For the last five years, Clippard has been … fine, I guess, pitching for eight different teams, notching a 3.21 ERA over 404 innings, striking out 26.9 percent of batters and walking just 9.5 percent. That ERA oscillated between 2.18 in his last year with the Nationals and 4.95 in 36.1 innings with the Yankees.
So what he’s doing this year isn’t really unprecedented. His 2.87 mark would be his fifth best full season mark in his 13 year career, his 27.4 percent K rate just a smidge above his career average and his 5.7 percent walk rate comfortably his best rate ever. He’s been a pleasant surprise. He’s also been decidedly different as a pitcher from any previous iteration of his own self. It appears as though Clippard has fully leaned into the life of the Garbage Man.
The thing about Clippard, despite that solid strikeout rate, he ranks 441st among relievers in average pitch velocity across his entire repertoire. That his fastball averages basically 90 mph is a big part of it, but Clippard doesn’t throw it that much anymore:
If you’re unimpressed at first look when Clippard takes the mound, it makes total sense. Between the spectacles, the string-bean build, and that he basically just heaves whatever kind of junk he wants at the plate, it doesn’t seem like he should be able to get anyone out. It looks like batting practice. I swear, every time he throws a ball in the upper half of the zone I instinctively cringe, and yet more often than not he gets a good outcome.
Part of that is a remarkably effective splitter he has. Over the last three years it’s been his second most used pitch, and also had some of the best break in baseball.
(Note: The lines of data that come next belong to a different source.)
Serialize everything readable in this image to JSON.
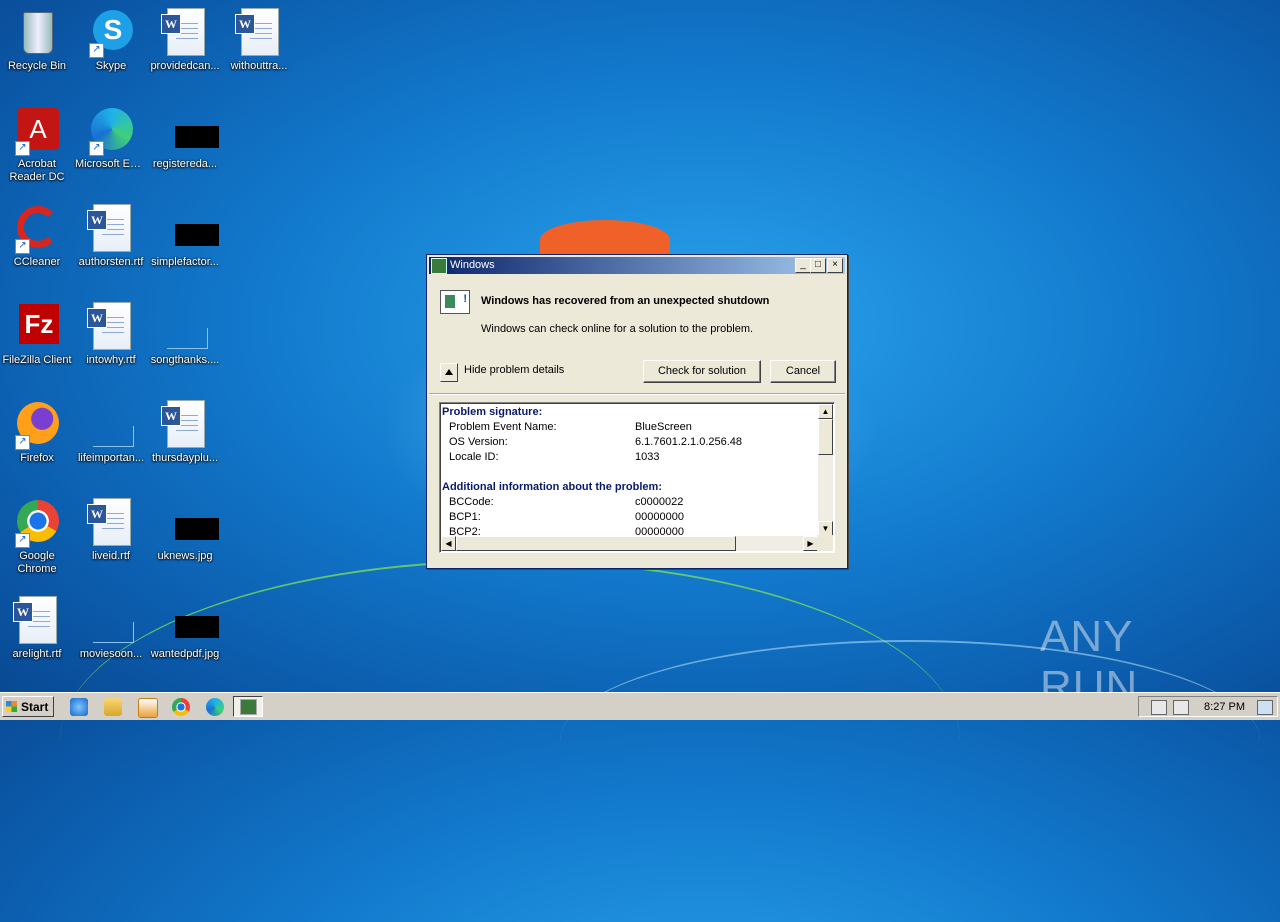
{
  "desktop": {
    "icons": [
      {
        "label": "Recycle Bin"
      },
      {
        "label": "Skype"
      },
      {
        "label": "providedcan..."
      },
      {
        "label": "withouttra..."
      },
      {
        "label": "Acrobat Reader DC"
      },
      {
        "label": "Microsoft Edge"
      },
      {
        "label": "registereda..."
      },
      {
        "label": "CCleaner"
      },
      {
        "label": "authorsten.rtf"
      },
      {
        "label": "simplefactor..."
      },
      {
        "label": "FileZilla Client"
      },
      {
        "label": "intowhy.rtf"
      },
      {
        "label": "songthanks...."
      },
      {
        "label": "Firefox"
      },
      {
        "label": "lifeimportan..."
      },
      {
        "label": "thursdayplu..."
      },
      {
        "label": "Google Chrome"
      },
      {
        "label": "liveid.rtf"
      },
      {
        "label": "uknews.jpg"
      },
      {
        "label": "arelight.rtf"
      },
      {
        "label": "moviesoon..."
      },
      {
        "label": "wantedpdf.jpg"
      }
    ]
  },
  "dialog": {
    "title": "Windows",
    "title_buttons": {
      "minimize": "_",
      "maximize": "□",
      "close": "×"
    },
    "heading": "Windows has recovered from an unexpected shutdown",
    "subtext": "Windows can check online for a solution to the problem.",
    "toggle_label": "Hide problem details",
    "check_button": "Check for solution",
    "cancel_button": "Cancel",
    "details": {
      "section1_title": "Problem signature:",
      "section1_rows": [
        {
          "key": "Problem Event Name:",
          "value": "BlueScreen"
        },
        {
          "key": "OS Version:",
          "value": "6.1.7601.2.1.0.256.48"
        },
        {
          "key": "Locale ID:",
          "value": "1033"
        }
      ],
      "section2_title": "Additional information about the problem:",
      "section2_rows": [
        {
          "key": "BCCode:",
          "value": "c0000022"
        },
        {
          "key": "BCP1:",
          "value": "00000000"
        },
        {
          "key": "BCP2:",
          "value": "00000000"
        }
      ]
    }
  },
  "taskbar": {
    "start_label": "Start",
    "clock": "8:27 PM"
  },
  "watermark": "ANY RUN",
  "colors": {
    "title_bar_start": "#0a246a",
    "title_bar_end": "#a6caf0",
    "section_title": "#0a1a6a",
    "desktop_blue": "#1279cc"
  }
}
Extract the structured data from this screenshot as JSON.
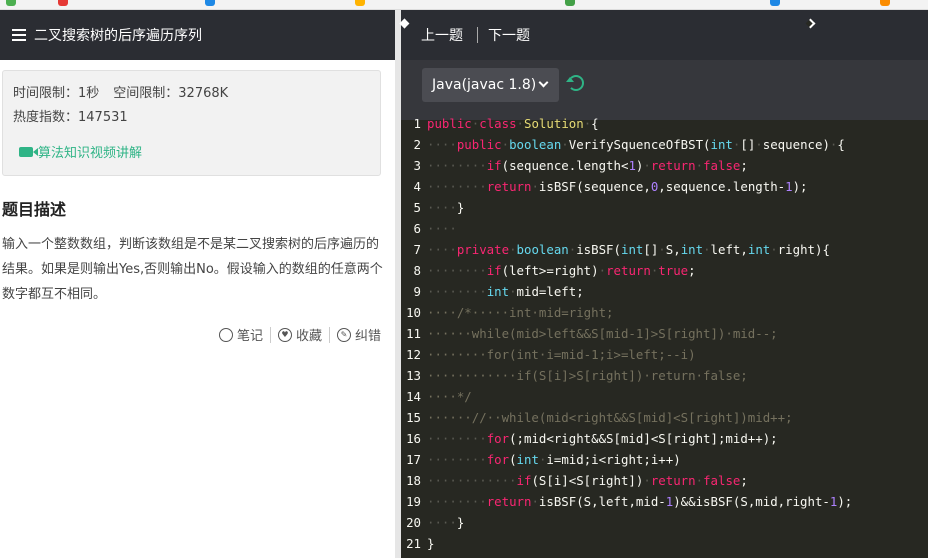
{
  "problem": {
    "title": "二叉搜索树的后序遍历序列",
    "time_limit": "时间限制：1秒",
    "space_limit": "空间限制：32768K",
    "hot_index": "热度指数：147531",
    "video_link": "算法知识视频讲解",
    "desc_title": "题目描述",
    "desc_text": "输入一个整数数组，判断该数组是不是某二叉搜索树的后序遍历的结果。如果是则输出Yes,否则输出No。假设输入的数组的任意两个数字都互不相同。",
    "actions": {
      "note": "笔记",
      "collect": "收藏",
      "report": "纠错"
    }
  },
  "editor": {
    "prev": "上一题",
    "next": "下一题",
    "language": "Java(javac 1.8)",
    "code_lines": [
      "public class Solution {",
      "    public boolean VerifySquenceOfBST(int [] sequence) {",
      "        if(sequence.length<1) return false;",
      "        return isBSF(sequence,0,sequence.length-1);",
      "    }",
      "    ",
      "    private boolean isBSF(int[] S,int left,int right){",
      "        if(left>=right) return true;",
      "        int mid=left;",
      "    /*     int mid=right;",
      "      while(mid>left&&S[mid-1]>S[right]) mid--;",
      "        for(int i=mid-1;i>=left;--i)",
      "            if(S[i]>S[right]) return false;",
      "    */",
      "      //  while(mid<right&&S[mid]<S[right])mid++;",
      "        for(;mid<right&&S[mid]<S[right];mid++);",
      "        for(int i=mid;i<right;i++)",
      "            if(S[i]<S[right]) return false;",
      "        return isBSF(S,left,mid-1)&&isBSF(S,mid,right-1);",
      "    }",
      "}"
    ]
  },
  "colors": {
    "accent_green": "#2fb486",
    "editor_bg": "#272822",
    "header_bg": "#2b2d33"
  }
}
From 2017 to this year it averaged 37.7, 38.9 and now 42 inches of total drop, which are 14%, 6% and 14% better than league average, all top 10 in baseball among splitters in 2018 and top five this year and 2017. Looking at that pitch use chart, it seems like Clippard started doing it three years ago (with the Astros no less, like they know something or something), something other pitchers have leaned into last year or this one, throwing their best pitches consistently more than others and using their best to beat the other guy’s best.
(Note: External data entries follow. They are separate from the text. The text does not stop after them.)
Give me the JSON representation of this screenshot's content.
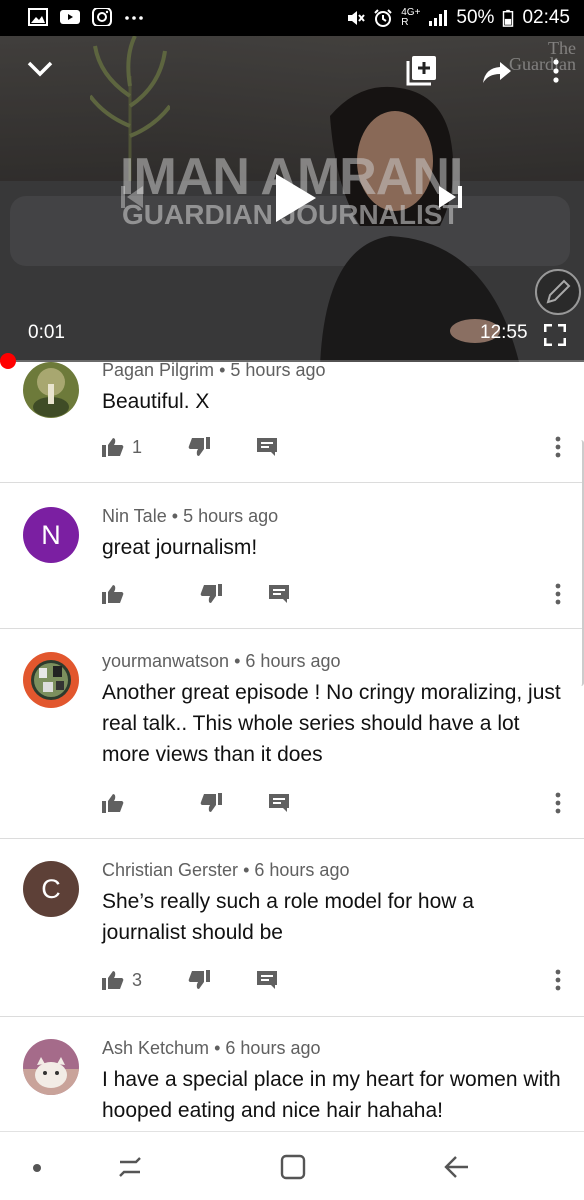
{
  "status_bar": {
    "left_icons": [
      "gallery-icon",
      "youtube-icon",
      "instagram-icon",
      "more-dots-icon"
    ],
    "network": "4G+",
    "roaming": "R",
    "battery": "50%",
    "time": "02:45"
  },
  "player": {
    "overlay_title": "IMAN AMRANI",
    "overlay_subtitle": "GUARDIAN JOURNALIST",
    "watermark_line1": "The",
    "watermark_line2": "Guardian",
    "elapsed": "0:01",
    "duration": "12:55",
    "progress": 0.001
  },
  "comments": [
    {
      "author": "Pagan Pilgrim",
      "age": "5 hours ago",
      "text": "Beautiful. X",
      "likes": "1",
      "avatar_letter": "",
      "avatar_color": "#6d7a3a"
    },
    {
      "author": "Nin Tale",
      "age": "5 hours ago",
      "text": "great journalism!",
      "likes": "",
      "avatar_letter": "N",
      "avatar_color": "#7b1fa2"
    },
    {
      "author": "yourmanwatson",
      "age": "6 hours ago",
      "text": "Another great episode ! No cringy moralizing, just real talk.. This whole series should have a lot more views than it does",
      "likes": "",
      "avatar_letter": "",
      "avatar_color": "#e2572e"
    },
    {
      "author": "Christian Gerster",
      "age": "6 hours ago",
      "text": "She’s really such a role model for how a journalist should be",
      "likes": "3",
      "avatar_letter": "C",
      "avatar_color": "#5d4037"
    },
    {
      "author": "Ash Ketchum",
      "age": "6 hours ago",
      "text": "I have a special place in my heart for women with hooped eating and nice hair hahaha!",
      "likes": "",
      "avatar_letter": "",
      "avatar_color": "#a56b8a"
    }
  ],
  "separator": "•"
}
Which, in the scope of Clippard, looks much more trashy than if he were snapping out sliders like Amir Garrett or Brad Hand. The splitter is a more subtle pitch than the slider, and the way games are broadcast make horizontally breaking pitches seem a bit more wicked.Along with that splitter though, his throwing a changeup more than any other pitch is just odd. The way his approach is constructed, if anything he changes up ON the changeup. He’s one of only four relievers who throws it more than some kind of fastball. It’s not even like it ‘s a good fastball. What a weird pitcher.
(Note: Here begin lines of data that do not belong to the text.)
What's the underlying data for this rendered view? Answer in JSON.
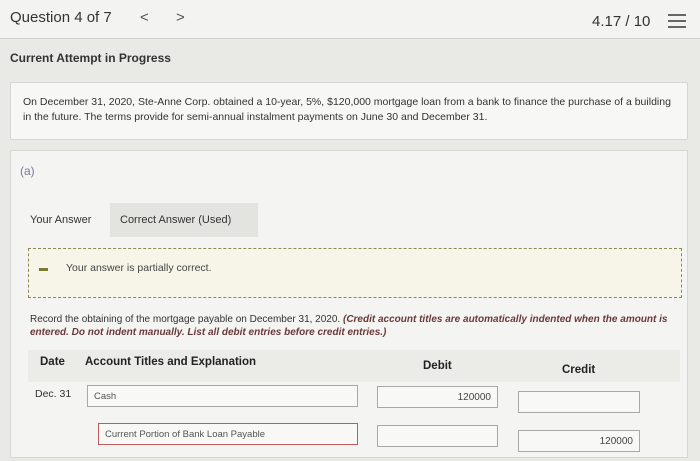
{
  "topbar": {
    "question_label": "Question 4 of 7",
    "prev_glyph": "<",
    "next_glyph": ">",
    "score": "4.17 / 10"
  },
  "attempt_title": "Current Attempt in Progress",
  "problem_text": "On December 31, 2020, Ste-Anne Corp. obtained a 10-year, 5%, $120,000 mortgage loan from a bank to finance the purchase of a building in the future. The terms provide for semi-annual instalment payments on June 30 and December 31.",
  "part": {
    "label": "(a)",
    "tabs": {
      "your_answer": "Your Answer",
      "correct_answer": "Correct Answer (Used)"
    },
    "feedback": "Your answer is partially correct.",
    "instruction_plain": "Record the obtaining of the mortgage payable on December 31, 2020. ",
    "instruction_emph": "(Credit account titles are automatically indented when the amount is entered. Do not indent manually. List all debit entries before credit entries.)"
  },
  "journal": {
    "headers": {
      "date": "Date",
      "account": "Account Titles and Explanation",
      "debit": "Debit",
      "credit": "Credit"
    },
    "rows": [
      {
        "date": "Dec. 31",
        "account": "Cash",
        "debit": "120000",
        "credit": ""
      },
      {
        "date": "",
        "account": "Current Portion of Bank Loan Payable",
        "debit": "",
        "credit": "120000"
      }
    ]
  }
}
It’s amazing to see this kind of pitcher be successful. Part of that has to be simply because when we see low velocity in general, we expect lots of low velocity fastballs and merely low quality pitches. Velocity is supposed to be the killer, the separator. That’s not true with Clippard, especially that splitter. With hitters so consistently geared for fastballs, even with the fastball being thrown less and less each year, it’s a good approach. You wonder how someone like Josh Tomlin with his dirty curve and not much else would have fared had he just ignored the fastball altogether. For Clippard though, the last three years have been a major change in his pitching life. He’s found a path to great success — dirty trash that baffles and tricks. It’s not always pretty, but the outcomes have proven to be quite nice.